1) As seen in the foregoing, the monetary donation contract of this case was made around March 2009 with health care, and as seen in the foregoing, with respect to whether the Defendant was unaware of the Defendant’s conduct of HB at the time of entering into the monetary donation contract of this case, and the Defendant acquired the monetary donation of this case No. 602 at 490, Dong-dong, Gangnam-gu, Seoul with the above donation money of this case, and the Defendant recognized that the Defendant paid the gift tax pursuant to the monetary donation contract of this case to the Plaintiff, and that the entire purport of the pleadings was considered in consideration of the above facts acknowledged, i.e., the monetary donation contract of this case was made two years prior to the special tax investigation on the non-party title, and (ii) if the Defendant knew that the special tax investigation was conducted with respect to the non-party title, it would have not been possible to deem that the monetary donation contract of this case was not a creditor of HB, or that the Defendant did not purchase the apartment as the donation money of this case.

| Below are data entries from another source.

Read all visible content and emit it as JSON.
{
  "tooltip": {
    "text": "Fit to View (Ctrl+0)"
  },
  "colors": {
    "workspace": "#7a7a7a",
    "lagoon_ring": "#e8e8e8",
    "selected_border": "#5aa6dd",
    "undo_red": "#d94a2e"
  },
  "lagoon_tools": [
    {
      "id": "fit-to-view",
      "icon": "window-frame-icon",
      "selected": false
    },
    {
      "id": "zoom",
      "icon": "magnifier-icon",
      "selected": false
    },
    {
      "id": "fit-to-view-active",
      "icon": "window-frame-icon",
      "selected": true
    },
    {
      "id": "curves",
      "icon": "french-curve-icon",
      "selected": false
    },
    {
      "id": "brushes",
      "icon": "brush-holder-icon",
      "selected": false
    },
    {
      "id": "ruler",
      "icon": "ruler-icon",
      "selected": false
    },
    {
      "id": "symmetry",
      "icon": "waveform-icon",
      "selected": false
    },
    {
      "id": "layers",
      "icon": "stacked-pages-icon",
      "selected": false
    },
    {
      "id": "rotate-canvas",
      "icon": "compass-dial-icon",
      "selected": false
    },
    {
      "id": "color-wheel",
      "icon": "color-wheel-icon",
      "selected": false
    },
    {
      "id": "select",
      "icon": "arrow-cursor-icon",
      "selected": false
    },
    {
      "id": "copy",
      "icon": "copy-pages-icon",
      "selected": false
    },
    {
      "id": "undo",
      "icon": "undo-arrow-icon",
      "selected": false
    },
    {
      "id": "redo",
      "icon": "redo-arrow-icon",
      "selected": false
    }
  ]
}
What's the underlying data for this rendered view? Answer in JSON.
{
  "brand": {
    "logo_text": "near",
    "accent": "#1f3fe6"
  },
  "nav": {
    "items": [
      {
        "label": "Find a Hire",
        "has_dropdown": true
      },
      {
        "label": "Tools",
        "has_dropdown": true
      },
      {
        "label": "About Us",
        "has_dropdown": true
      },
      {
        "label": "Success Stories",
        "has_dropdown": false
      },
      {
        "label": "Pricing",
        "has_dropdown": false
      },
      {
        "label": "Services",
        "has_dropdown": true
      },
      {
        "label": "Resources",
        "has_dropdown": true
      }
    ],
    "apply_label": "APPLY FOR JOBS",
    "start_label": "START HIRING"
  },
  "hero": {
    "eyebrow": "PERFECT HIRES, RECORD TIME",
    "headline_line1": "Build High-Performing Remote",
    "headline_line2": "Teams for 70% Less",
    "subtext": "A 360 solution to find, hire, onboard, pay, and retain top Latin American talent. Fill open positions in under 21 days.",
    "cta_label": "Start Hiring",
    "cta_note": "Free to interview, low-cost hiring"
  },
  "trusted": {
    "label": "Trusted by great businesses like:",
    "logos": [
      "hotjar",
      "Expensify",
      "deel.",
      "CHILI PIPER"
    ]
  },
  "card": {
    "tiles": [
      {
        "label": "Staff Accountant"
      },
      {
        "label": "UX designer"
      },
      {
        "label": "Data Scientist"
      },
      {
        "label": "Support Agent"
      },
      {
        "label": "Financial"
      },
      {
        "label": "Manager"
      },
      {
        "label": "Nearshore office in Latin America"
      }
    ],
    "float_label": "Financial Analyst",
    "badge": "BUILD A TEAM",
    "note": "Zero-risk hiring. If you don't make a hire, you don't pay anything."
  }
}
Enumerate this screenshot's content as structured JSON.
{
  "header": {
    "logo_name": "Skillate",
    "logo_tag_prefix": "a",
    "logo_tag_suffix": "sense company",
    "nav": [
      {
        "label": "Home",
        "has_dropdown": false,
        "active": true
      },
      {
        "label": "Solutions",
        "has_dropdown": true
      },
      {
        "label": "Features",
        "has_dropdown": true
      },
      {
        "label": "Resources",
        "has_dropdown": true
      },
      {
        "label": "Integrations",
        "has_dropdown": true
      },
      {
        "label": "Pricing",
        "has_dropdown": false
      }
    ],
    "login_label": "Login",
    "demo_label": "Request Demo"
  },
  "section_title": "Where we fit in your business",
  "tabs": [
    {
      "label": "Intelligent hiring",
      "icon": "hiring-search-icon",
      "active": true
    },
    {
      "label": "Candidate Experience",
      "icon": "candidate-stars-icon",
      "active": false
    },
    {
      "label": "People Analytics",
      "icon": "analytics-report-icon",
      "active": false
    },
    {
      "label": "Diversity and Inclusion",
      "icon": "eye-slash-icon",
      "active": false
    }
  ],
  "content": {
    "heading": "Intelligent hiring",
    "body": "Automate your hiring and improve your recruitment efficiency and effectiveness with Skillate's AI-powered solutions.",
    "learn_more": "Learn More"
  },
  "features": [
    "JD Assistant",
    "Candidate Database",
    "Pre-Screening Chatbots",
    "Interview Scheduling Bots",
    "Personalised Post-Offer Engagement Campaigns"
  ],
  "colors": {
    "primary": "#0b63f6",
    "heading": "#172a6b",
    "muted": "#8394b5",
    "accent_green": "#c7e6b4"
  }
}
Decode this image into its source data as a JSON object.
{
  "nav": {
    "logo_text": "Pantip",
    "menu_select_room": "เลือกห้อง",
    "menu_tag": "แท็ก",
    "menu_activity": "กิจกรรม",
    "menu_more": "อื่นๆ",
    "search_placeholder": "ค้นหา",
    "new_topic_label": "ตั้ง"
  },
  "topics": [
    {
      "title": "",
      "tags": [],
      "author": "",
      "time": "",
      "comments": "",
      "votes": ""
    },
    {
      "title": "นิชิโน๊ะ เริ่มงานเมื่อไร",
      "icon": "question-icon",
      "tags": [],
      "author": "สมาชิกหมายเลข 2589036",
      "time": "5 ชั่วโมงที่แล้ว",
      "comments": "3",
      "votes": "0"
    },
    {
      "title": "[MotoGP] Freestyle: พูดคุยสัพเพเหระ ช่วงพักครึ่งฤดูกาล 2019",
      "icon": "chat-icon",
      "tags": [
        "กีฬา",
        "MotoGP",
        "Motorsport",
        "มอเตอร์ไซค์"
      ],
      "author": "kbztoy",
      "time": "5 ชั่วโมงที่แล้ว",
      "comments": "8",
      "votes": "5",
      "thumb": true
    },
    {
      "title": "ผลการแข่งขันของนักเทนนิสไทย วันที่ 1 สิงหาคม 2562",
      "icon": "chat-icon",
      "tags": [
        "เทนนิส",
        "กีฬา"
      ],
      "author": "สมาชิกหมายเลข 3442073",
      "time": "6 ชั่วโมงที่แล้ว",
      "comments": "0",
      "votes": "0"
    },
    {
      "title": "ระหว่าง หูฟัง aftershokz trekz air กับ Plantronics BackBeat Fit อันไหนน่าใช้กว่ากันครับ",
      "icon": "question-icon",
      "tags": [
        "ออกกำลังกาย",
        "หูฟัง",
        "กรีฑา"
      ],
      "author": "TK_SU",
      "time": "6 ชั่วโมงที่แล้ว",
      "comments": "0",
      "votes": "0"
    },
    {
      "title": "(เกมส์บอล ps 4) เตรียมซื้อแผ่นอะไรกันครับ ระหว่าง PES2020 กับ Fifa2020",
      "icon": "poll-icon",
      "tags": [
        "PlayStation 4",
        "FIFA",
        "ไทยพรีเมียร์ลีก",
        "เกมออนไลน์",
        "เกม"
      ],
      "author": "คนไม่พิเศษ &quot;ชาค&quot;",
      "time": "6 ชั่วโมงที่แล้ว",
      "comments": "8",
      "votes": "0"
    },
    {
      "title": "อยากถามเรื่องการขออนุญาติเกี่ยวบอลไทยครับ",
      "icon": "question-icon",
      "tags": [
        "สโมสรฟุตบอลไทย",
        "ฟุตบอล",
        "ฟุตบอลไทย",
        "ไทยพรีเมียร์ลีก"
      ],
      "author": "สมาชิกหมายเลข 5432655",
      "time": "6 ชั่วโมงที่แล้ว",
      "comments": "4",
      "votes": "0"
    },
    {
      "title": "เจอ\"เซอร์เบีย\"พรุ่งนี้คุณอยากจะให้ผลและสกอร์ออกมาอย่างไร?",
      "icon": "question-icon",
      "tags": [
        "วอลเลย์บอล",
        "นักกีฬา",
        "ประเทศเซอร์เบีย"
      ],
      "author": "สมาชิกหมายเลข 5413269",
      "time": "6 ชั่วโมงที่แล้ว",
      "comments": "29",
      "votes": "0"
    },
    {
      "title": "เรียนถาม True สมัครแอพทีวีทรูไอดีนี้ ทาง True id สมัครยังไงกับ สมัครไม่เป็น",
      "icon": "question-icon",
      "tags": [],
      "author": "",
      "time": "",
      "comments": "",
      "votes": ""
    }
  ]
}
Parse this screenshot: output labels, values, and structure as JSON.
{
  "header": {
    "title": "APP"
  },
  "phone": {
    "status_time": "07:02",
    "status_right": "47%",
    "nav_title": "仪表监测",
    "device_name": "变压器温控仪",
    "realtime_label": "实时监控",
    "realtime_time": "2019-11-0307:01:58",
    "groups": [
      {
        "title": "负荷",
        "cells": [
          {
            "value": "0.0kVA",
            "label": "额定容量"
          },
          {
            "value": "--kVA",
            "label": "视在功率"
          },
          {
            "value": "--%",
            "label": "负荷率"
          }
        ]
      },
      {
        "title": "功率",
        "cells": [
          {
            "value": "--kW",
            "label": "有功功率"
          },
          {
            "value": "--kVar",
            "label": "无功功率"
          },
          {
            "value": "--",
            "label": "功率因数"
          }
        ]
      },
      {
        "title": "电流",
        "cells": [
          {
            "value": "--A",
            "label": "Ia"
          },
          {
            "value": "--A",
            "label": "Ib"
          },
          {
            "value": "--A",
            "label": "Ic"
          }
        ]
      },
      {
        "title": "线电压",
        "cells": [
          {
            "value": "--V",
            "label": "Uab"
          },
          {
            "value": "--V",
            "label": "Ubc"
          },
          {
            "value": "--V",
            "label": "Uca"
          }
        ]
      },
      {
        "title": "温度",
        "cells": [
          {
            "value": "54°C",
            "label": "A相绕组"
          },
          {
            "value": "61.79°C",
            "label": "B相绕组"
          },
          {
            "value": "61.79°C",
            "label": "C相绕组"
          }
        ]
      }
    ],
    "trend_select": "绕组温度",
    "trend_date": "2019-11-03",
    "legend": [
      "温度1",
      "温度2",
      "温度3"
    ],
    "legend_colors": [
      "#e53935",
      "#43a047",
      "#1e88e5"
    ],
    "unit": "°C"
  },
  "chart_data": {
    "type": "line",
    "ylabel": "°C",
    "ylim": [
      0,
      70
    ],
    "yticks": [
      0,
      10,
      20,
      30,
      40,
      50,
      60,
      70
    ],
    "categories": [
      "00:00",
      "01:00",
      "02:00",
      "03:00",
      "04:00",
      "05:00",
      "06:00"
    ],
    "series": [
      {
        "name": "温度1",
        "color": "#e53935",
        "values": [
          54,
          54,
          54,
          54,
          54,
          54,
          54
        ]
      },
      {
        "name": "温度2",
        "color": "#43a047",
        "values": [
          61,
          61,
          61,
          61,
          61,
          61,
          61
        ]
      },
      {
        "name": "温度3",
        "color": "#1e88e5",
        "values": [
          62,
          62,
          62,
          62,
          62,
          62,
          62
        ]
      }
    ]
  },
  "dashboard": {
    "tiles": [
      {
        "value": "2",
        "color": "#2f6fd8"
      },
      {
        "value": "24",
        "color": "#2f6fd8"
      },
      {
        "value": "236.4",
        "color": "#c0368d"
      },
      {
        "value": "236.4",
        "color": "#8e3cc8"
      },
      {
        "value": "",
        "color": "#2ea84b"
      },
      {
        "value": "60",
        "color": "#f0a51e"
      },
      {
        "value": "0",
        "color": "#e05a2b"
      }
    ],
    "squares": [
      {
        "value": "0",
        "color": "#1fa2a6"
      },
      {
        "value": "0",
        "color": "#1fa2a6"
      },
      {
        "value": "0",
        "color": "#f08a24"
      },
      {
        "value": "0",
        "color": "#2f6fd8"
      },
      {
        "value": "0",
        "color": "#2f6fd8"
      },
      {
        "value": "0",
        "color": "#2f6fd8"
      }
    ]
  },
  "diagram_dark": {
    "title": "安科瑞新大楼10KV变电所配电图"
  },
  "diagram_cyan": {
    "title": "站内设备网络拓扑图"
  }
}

2) The Defendant, at the time of entering into the instant real estate donation contract, was aware of the Plaintiff’s non-party B’s non-party 1’s act at the time of entering into the instant real estate donation contract, and the Plaintiff’s non-party 1’s non-party 7 through 11, and the overall purport of each entry and pleading as to the non-party 2’s non-party 1’s non-party 2’s non-party 2’s non-party 1’s non-party 2’s non-party 1’s non-party 2’s non-party 1’s non-party 2’s non-party 1’s non-party 2’s non-party 1’s non-party 2’s non-party 1’s non-party 2’s non-party 2’s non-party 1’s non-party 2’s non-party 2’s non-party 1’s non-party 2’s non-party 1’s non-party 20-party 2’s non-party 1’s non-party 1’s non-party 2.

C. Sub-committee

Therefore, the plaintiff's claim of this case does not constitute a fraudulent act, or the defendant constitutes a bona fide beneficiary, and it is not necessary to further examine whether the contract of this case exceeds the debt of shipB at the time of each contract of this case.

4. Conclusion

Therefore, the plaintiff's claim of this case is dismissed as it is without merit. It is so decided as per Disposition.